La démocratie a été inventée dans la Grèce antique, nous dit-on. Mais sans nous dire, ni pourquoi, ni comment ! C’était une société agricole, où des propriétaires fonciers faisaient travailler des esclaves sur leurs domaines. Les esclaves sont des « outils animés », selon Aristote. Ce sont des prisonniers de guerre, des paysans endettés réduits en esclavage, ou des « achats » faits à des marchands d’esclaves. Il existe une classe intermédiaire, ni  esclave, ni latifondiaire, composée de paysans libres, d’artisans, de commerçants, de navigateurs, etc.

L’arbitraire des propriétaires d’esclaves est la règle. Des excès des uns et le laxisme des autres mettent en péril leur domination sur les esclaves. D’autre part, dans les classes intermédiaires, des paysans pauvres sont réduits en esclaves, généralement pour dette, mais des commerçants enrichis veulent participer aux décisions.

La démocratie réglera le problème : la cité sera dirigée par les propriétaires d’esclaves qui se mettent d’accord sur la meilleure façon d’exploiter leurs esclaves ! Des règles sont instaurées, qui limitent l’arbitraire précédent, abolissent l’esclavage pour dette, jugé contre-productif, et laissent une part de responsabilité mineure aux citoyens riches mais non latifondiaires.

La démocratie est née, et c’est un outil de domination ! Les Romains vont perfectionner le système.

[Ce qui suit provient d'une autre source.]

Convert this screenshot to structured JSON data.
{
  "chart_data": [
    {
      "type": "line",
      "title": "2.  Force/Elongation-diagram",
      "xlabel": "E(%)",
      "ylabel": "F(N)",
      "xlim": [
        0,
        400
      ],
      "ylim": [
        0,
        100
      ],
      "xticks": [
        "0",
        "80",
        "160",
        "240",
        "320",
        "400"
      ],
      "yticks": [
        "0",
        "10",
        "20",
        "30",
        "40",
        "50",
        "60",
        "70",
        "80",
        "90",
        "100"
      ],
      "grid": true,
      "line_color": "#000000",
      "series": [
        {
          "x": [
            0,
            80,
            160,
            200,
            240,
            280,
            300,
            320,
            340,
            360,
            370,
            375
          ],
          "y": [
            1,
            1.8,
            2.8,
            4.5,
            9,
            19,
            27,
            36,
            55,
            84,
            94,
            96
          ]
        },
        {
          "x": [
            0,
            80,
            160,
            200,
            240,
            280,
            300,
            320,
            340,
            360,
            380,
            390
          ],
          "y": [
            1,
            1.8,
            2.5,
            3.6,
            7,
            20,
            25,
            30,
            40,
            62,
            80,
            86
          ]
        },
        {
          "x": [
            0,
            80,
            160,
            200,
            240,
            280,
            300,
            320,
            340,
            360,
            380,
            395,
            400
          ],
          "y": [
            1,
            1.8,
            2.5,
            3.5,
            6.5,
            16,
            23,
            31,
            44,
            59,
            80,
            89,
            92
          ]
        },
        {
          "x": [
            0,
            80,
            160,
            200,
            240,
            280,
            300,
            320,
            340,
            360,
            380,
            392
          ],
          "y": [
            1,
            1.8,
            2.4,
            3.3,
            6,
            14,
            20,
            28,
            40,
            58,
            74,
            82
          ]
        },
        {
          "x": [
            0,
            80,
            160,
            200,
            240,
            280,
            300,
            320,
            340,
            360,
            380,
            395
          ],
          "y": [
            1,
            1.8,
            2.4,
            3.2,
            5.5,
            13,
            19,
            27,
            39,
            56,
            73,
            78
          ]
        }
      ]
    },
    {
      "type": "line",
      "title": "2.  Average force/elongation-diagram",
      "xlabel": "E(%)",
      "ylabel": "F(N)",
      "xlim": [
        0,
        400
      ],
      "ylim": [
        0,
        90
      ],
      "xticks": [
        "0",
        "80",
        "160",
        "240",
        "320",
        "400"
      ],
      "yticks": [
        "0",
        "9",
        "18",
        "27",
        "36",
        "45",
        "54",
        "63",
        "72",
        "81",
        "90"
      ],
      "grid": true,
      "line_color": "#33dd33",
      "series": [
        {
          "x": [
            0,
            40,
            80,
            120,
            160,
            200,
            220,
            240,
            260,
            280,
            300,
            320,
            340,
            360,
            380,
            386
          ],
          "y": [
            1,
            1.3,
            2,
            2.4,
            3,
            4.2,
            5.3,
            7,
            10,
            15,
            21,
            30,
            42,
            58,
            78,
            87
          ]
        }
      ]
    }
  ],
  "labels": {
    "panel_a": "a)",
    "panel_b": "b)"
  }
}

Leur problème est plus compliqué que celui des Grecs, divisés en cité, où l’accès à la citoyenneté est fondé sur le droit du sang. Eux dirigent un empire, et la citoyenneté est fondée sur le droit du sol : les populations des territoires conquis accèdent rapidement à la citoyenneté romaine : ça finit par faire du monde !

Le perfectionnement s’appelle le clientélisme. Chaque patricien propriétaires d’esclaves entretient dans les classes intermédiaires, libres mais appauvries, une armée de « clients ».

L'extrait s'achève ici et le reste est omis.